Cette décision enfin prise, Marie-Lys se glissa entre deux ronces pour traverser cette barrière végétale. Des épines déchirèrent sa robe et lui égratinèrent sa peau. Elle continuait tout de même.

En sortant, elle avait une large estafilade qui lui traversait tout le visage, et elle saignait d'un peu partout. Mais la chance était avec elle : elle apperçut l'Inconnu si perdu dans ses pensées qu'il ne l'avait pas vue !

Elle tourna son regard vers Louise et la vit gémir, comme sortant d'une longue torpeur. Elle se tournait dans tous les sens et ses yeux clignaient pour s'habituer à la lumière du jour. Marie-Lys décida d'attendre un peu son réveil pour ensuite attaquer de concert l'Inconnu. Mais très vite, Louise fut réveillée et, à la vue de son amie, se tint prête à bondir.

***

- Vous connaissez cette grotte ?

- Oui.

- Et... Qu'est-ce que vous comptez faire là-bas ?

- Vous, vous resterez caché avec cette corde. J'amène Charles à vous, et vous vous débrouillez.
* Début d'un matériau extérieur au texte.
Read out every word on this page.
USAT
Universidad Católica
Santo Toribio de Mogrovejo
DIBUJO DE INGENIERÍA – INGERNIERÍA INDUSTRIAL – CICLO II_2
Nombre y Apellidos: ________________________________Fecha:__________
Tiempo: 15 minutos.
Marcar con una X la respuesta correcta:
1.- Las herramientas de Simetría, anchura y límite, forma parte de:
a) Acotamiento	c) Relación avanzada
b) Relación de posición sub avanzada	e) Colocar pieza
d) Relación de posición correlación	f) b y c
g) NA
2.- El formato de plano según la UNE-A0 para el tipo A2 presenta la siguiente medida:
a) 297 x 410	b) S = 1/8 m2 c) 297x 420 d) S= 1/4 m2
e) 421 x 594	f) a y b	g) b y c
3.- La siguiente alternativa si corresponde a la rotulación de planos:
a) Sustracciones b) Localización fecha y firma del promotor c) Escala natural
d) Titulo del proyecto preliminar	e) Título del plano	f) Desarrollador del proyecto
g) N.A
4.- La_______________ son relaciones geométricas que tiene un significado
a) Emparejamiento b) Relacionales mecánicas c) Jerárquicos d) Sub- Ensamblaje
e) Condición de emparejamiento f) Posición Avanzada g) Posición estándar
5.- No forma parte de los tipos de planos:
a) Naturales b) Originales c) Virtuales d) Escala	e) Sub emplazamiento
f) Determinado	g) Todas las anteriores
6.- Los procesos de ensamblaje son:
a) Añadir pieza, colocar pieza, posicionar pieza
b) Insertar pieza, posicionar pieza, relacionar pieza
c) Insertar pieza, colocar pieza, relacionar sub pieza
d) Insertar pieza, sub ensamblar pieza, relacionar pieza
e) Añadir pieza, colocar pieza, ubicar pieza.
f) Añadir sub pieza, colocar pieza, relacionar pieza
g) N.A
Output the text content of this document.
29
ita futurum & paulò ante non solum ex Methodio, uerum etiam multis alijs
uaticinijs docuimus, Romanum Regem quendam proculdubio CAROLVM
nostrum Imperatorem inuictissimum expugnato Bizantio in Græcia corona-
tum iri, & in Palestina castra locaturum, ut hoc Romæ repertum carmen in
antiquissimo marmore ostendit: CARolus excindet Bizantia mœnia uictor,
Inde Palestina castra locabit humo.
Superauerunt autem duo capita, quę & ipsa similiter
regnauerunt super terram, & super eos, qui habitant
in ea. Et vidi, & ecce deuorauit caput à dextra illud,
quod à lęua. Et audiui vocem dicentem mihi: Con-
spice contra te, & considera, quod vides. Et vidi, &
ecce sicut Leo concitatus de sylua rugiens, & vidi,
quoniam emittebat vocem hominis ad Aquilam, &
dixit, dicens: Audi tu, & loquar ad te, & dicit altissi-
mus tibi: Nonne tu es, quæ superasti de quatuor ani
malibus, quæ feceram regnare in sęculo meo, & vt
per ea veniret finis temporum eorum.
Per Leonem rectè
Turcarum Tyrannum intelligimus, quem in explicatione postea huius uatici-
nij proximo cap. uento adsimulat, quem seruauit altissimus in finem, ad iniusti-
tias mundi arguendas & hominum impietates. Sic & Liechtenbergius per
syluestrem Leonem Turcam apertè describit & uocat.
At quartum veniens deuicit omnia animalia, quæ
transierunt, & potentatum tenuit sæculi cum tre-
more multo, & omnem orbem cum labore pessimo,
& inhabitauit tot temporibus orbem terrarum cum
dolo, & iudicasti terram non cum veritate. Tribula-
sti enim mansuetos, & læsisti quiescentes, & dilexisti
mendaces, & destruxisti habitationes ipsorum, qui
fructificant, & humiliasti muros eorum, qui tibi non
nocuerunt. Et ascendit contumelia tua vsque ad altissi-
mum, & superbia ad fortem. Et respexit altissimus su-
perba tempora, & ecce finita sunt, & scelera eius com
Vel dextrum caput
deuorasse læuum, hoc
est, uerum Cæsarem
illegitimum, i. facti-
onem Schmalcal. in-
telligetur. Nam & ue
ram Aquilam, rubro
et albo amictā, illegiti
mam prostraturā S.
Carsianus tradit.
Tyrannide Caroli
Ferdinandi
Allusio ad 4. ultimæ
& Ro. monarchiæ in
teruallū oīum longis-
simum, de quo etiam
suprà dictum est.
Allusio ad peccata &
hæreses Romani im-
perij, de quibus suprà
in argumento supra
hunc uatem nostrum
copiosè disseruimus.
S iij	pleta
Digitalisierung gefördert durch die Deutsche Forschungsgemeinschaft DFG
- Pourquoi faites-vous cela, Élisabeth ?

- Parce qu'il a tué mon père.

Le ton de la jeune femme était particulièrement dur. On la sentait animée d'un feu intérieur assez dévastateur.

- On dit au village que vous l'aimiez...

Elle ne répondit rien. Elle pensait Christian plus secret et cette avalanche de question l'étonnait.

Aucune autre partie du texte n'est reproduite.